Детьми они росли послушными, не доставляя особых хлопот. Когда отец начинал кричать, как всегда, по пустячному поводу — невымытой за собой чашки, невыстиранного воротничка на школьной форме, — они, казалось, переносили это привычно-спокойно. Отец почти всегда был раздражён. Он хотел иметь образцовую семью. В жизни его не было ни любимой работы, ни увлечений. Тем более твёрдо он верил в то, что дети должны: а) до седых волос подчиняться (он любил это слово) родителям и говорить с ними почтительно; б) приносить родителям радость. Эти убеждения, такие, на его взгляд , простые и справедливые, постоянно подвергались испытаниям.
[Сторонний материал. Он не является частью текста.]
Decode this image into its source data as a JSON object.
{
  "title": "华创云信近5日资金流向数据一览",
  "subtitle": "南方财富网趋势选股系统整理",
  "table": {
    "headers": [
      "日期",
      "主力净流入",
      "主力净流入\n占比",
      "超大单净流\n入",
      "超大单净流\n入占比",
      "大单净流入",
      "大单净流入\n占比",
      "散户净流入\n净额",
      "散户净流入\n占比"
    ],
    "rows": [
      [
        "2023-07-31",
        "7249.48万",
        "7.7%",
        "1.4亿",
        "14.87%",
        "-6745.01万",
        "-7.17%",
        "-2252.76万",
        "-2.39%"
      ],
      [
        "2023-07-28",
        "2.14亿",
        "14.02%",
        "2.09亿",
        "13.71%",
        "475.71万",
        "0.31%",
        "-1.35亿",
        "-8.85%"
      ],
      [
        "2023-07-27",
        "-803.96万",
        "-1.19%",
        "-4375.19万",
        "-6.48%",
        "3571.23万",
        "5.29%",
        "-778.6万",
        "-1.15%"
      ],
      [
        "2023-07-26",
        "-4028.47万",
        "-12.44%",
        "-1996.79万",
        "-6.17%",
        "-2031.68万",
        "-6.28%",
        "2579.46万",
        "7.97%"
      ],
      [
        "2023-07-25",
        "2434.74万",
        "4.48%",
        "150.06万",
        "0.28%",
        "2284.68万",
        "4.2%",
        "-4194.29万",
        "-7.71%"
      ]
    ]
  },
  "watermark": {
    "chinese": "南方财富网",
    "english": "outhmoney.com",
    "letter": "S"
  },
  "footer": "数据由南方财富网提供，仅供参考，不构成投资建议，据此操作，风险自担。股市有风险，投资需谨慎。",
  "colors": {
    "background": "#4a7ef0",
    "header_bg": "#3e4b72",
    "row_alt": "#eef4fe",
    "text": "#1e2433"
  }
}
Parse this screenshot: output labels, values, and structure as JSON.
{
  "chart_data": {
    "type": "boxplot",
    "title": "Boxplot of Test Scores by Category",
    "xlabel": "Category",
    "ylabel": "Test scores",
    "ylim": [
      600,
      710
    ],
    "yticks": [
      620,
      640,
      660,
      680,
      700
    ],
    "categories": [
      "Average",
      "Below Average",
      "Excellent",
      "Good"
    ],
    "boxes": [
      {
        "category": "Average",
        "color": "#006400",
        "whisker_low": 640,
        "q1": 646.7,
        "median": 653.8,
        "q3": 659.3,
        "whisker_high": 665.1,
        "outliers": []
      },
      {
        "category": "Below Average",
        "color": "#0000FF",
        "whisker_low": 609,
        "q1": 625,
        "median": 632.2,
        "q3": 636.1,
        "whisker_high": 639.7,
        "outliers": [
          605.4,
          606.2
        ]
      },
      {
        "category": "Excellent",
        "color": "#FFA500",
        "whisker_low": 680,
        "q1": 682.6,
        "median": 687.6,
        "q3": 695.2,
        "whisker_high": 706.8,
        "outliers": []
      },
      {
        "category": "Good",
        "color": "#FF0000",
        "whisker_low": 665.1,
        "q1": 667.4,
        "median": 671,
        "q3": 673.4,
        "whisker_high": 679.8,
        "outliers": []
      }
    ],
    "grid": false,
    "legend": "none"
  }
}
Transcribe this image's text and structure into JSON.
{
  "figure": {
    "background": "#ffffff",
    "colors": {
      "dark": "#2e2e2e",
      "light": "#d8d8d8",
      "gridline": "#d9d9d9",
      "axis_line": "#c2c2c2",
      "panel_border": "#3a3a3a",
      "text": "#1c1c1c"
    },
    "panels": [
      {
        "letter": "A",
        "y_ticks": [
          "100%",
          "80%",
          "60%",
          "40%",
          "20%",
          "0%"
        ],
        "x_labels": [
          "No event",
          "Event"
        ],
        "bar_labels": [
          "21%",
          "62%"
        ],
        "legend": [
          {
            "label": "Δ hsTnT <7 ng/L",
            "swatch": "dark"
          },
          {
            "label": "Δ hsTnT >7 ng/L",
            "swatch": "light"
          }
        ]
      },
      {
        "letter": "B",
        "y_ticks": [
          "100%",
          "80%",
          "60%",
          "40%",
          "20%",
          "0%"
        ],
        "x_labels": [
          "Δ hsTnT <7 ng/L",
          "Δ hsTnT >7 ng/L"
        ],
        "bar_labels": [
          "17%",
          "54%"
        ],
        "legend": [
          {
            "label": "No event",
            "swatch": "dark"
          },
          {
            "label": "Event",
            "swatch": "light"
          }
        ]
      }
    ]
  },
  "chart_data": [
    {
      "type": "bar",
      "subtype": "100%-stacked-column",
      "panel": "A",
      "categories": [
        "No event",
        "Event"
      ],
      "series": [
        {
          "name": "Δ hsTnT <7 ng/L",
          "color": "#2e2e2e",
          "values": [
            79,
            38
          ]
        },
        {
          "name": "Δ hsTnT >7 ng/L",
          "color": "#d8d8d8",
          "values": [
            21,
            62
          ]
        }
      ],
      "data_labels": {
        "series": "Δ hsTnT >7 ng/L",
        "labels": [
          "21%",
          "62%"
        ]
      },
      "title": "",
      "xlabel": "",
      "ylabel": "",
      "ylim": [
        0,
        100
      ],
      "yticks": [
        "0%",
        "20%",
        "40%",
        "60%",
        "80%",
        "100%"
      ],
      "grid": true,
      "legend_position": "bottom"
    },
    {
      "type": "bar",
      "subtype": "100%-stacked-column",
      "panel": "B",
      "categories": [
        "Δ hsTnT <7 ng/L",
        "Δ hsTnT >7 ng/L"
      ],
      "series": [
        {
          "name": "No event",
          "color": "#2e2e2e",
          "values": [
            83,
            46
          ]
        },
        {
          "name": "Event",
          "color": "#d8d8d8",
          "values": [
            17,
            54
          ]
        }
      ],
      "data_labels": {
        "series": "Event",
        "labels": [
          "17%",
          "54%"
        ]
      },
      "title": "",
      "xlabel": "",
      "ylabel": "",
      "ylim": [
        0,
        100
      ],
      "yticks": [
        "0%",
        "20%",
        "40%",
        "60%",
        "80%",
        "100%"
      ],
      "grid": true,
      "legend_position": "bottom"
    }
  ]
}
Жизнь разочаровывала. Дети позволяли себе выходить в школу в нечищенной обуви ( тогда он возвращал их с лестницы, как бы сильно они ни опаздывали), не убирать после себя посуду или не мыть ту, которая уже накопилась в раковине, а самое главное — отвечать на его поучения и требования с лёгкой досадой в голосе или же просто выжидательным взглядом, в котором ему чудился вызов. Радости от них тоже пока-что не было никакой. Он хотел бы видеть их целеустремлёнными ( как соседский мальчик, который уже со школы выбрал свою будущую профессию и усердно готовился к ней) или ещё какими-то: он точно не мог сказать какими, но в голове его смутно рисовался идеал дисциплинированных, подтянутых, разумных и послушных детей, которыми можно было гордиться и при которых прояснялась бы цель его собственной жизни.
Действительность не давала ясности. В ней всё было раздёрганно, расплывчато, вопросительно-открыто. К примеру, стоило ли сохранять несчастливый брак с очень хорошей и порядочной женщиной, с которой, однако, так мало взаимопонимания и радости? А дети — до какой степени следует лепить-воспитывать их, когда любое родительское усилие и его результат так пугающе разведены во времени? А что в промежутке? Неясно.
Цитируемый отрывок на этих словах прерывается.